La musique est à l’origine d’expérience subjective chez l’Homme. En effet, du fait de sa complexité, elle est devenue une discipline à part entière dans les domaines de recherches comme les neurosciences cognitives. Aujourd’hui, de nombreuses études scientifiques sont réalisées sur la musique et une partie de ces études montrent que celle-ci peut avoir des effets thérapeutiques ainsi qu’un impact important sur le cerveau humain.

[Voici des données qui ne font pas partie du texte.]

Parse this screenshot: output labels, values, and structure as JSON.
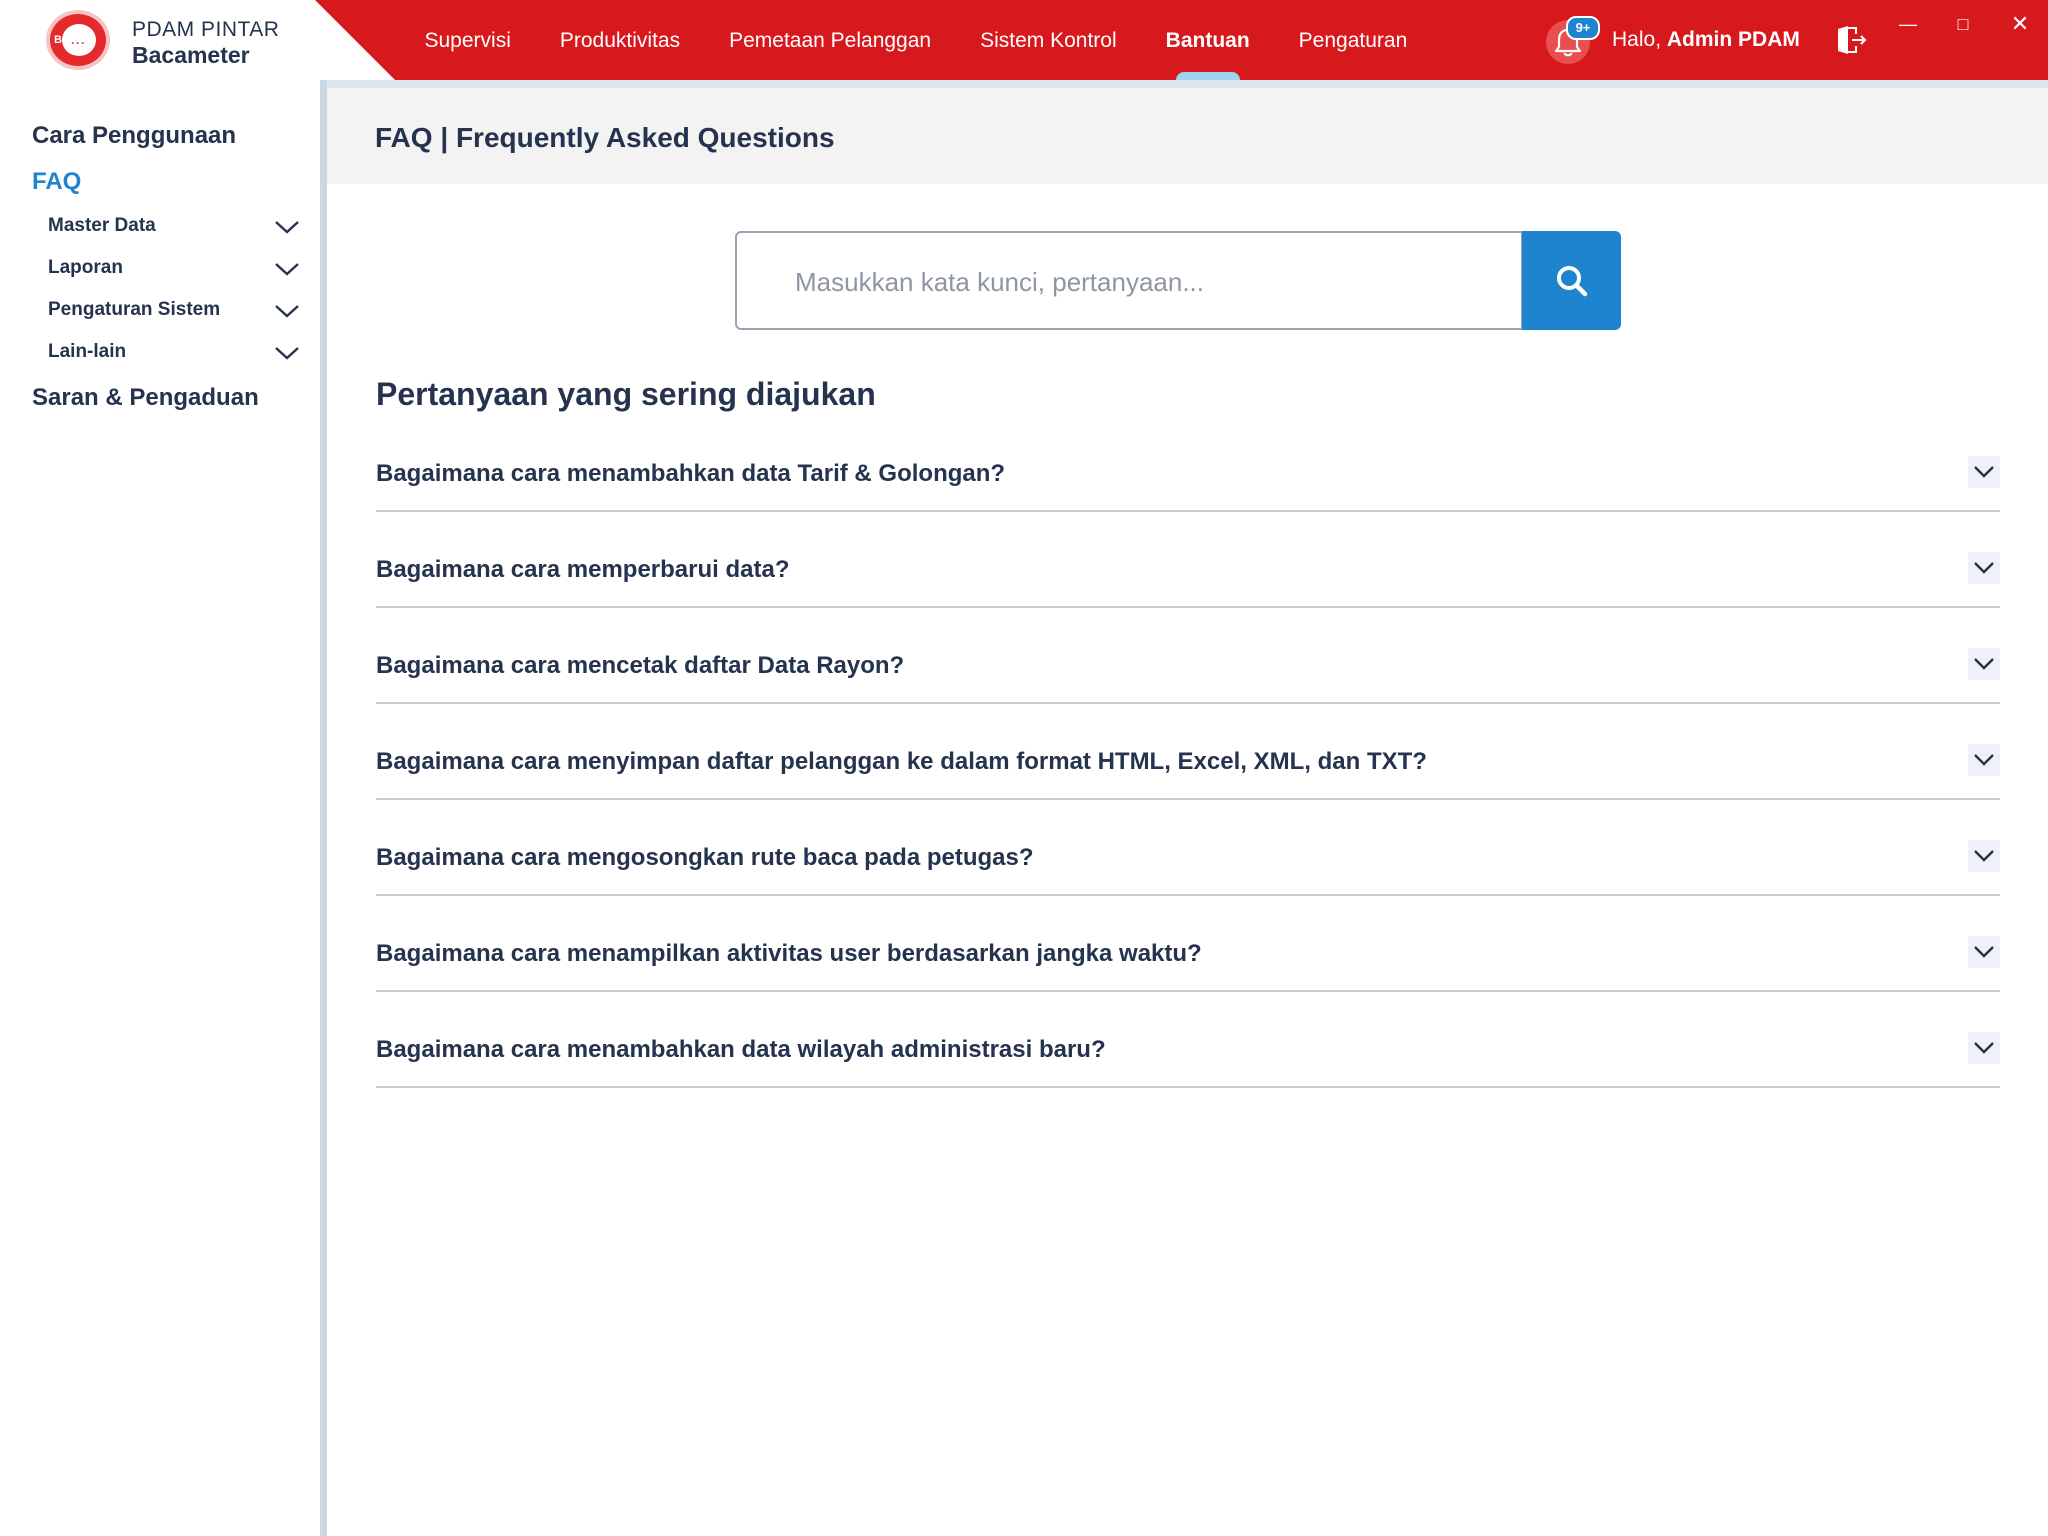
{
  "app": {
    "brand_title": "PDAM PINTAR",
    "brand_subtitle": "Bacameter",
    "logo_text": "Bm"
  },
  "nav": {
    "items": [
      {
        "label": "Supervisi",
        "active": false
      },
      {
        "label": "Produktivitas",
        "active": false
      },
      {
        "label": "Pemetaan Pelanggan",
        "active": false
      },
      {
        "label": "Sistem Kontrol",
        "active": false
      },
      {
        "label": "Bantuan",
        "active": true
      },
      {
        "label": "Pengaturan",
        "active": false
      }
    ]
  },
  "user": {
    "greeting_prefix": "Halo,",
    "name": "Admin PDAM",
    "notification_badge": "9+"
  },
  "sidebar": {
    "cara_penggunaan": "Cara Penggunaan",
    "faq": "FAQ",
    "sub_items": [
      {
        "label": "Master Data"
      },
      {
        "label": "Laporan"
      },
      {
        "label": "Pengaturan Sistem"
      },
      {
        "label": "Lain-lain"
      }
    ],
    "saran": "Saran & Pengaduan"
  },
  "page": {
    "title": "FAQ | Frequently Asked Questions",
    "search_placeholder": "Masukkan kata kunci, pertanyaan...",
    "section_title": "Pertanyaan yang sering diajukan"
  },
  "faq": [
    {
      "question": "Bagaimana cara menambahkan data Tarif & Golongan?"
    },
    {
      "question": "Bagaimana cara memperbarui data?"
    },
    {
      "question": "Bagaimana cara mencetak daftar Data Rayon?"
    },
    {
      "question": "Bagaimana cara menyimpan daftar pelanggan ke dalam format HTML, Excel, XML, dan TXT?"
    },
    {
      "question": "Bagaimana cara mengosongkan rute baca pada petugas?"
    },
    {
      "question": "Bagaimana cara menampilkan aktivitas user berdasarkan jangka waktu?"
    },
    {
      "question": "Bagaimana cara menambahkan data wilayah administrasi baru?"
    }
  ],
  "colors": {
    "topbar": "#d7191d",
    "accent": "#1f84d0",
    "text": "#25334f"
  }
}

Le premier instrument de musique date de 30 à 40 000 ans, et cela fait environ 100 000 ans que l’Homme est capable de produire de la musique. Aujourd’hui la musique est définie comme l’art qui permet à l’homme de s’exprimer par l’intermédiaire des sons. Ou encore comme la science des sons considérés sous le rapport de la mélodie et du rythme. Elle est pratiquée partout dans le monde et a une place culturelle importante.

Le cerveau musicien

 

Pratique de la musique et enseignement sur le cerveau

La pratique de la musique est une activité complexe qui fait appel à différentes zones du cerveau et donc à de nombreuses fonctions cognitives. Lorsqu’un musicien joue de son instrument, il fait appel à ses capacités auditives mais aussi visuelles (pour lire la partition et regarder ses mains). Enfin il sollicite aussi sa proprioception afin de déplacer ses doigts/ses mains correctement sur l’instrument.

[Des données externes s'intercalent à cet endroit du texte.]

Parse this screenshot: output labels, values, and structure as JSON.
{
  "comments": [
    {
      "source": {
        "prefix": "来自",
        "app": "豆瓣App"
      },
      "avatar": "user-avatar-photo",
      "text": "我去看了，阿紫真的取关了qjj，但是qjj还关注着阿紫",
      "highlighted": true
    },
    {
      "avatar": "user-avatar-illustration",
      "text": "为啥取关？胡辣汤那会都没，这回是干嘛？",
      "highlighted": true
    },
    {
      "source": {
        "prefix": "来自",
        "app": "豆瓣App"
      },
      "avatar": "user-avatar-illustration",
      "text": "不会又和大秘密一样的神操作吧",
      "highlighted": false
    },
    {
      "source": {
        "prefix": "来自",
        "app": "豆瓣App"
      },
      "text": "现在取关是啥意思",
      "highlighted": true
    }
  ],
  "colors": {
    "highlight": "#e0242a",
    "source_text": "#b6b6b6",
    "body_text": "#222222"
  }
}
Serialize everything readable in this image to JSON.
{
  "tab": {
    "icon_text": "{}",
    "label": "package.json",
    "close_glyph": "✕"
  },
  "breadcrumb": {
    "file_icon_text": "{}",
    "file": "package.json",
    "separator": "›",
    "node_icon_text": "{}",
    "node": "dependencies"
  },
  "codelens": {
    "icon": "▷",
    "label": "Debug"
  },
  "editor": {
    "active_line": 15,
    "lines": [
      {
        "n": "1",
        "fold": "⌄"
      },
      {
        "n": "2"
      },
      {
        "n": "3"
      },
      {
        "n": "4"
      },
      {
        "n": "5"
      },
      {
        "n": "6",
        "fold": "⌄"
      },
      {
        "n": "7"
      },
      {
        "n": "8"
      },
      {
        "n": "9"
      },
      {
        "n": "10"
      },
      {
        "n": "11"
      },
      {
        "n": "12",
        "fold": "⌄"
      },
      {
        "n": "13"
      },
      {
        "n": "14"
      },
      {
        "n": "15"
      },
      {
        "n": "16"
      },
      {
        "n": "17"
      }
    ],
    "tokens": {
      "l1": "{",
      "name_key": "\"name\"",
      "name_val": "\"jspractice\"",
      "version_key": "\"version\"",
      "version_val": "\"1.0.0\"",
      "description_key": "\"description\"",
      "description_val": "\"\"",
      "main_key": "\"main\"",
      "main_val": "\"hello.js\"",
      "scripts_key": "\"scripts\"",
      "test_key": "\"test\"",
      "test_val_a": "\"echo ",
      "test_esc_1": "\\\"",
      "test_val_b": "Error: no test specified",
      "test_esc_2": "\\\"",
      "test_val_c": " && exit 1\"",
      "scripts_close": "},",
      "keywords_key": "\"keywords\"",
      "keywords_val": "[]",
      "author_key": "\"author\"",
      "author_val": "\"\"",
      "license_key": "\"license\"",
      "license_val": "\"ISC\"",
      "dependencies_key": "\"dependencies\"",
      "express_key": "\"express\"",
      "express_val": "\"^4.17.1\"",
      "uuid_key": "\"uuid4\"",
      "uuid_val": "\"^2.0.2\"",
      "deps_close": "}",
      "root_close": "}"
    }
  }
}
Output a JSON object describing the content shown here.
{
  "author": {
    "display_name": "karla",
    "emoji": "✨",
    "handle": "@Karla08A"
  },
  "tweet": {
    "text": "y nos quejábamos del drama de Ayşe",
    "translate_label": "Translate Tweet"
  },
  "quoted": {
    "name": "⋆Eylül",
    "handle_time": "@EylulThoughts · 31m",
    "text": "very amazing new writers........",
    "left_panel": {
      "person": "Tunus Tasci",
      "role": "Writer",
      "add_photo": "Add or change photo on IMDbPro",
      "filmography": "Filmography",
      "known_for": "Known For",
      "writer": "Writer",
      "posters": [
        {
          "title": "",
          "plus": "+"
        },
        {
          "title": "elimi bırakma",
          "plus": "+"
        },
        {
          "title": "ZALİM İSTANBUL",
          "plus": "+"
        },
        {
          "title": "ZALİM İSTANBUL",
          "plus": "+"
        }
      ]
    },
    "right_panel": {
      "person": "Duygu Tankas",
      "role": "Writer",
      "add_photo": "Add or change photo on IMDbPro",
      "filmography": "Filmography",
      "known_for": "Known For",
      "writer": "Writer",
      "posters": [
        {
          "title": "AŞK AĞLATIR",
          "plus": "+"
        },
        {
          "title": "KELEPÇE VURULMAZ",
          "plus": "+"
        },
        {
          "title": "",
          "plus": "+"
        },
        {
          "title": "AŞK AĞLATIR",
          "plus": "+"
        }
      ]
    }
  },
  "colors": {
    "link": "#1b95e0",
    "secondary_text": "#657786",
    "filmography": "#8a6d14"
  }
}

Hervé Platel, chercheur à l’unité Inserm U1077, a réalisé des travaux permettant de cartographier la mémoire musicale chez des sujets musiciens et non-musiciens. Il a alors pu mettre en évidence chez les musiciens une hypertrophie d’une région du cerveau, l’hippocampe. C’est une région cérébrale clé dans la mémoire. Elle est aussi une des rares à produire de nouveaux neurones tout au long de la vie.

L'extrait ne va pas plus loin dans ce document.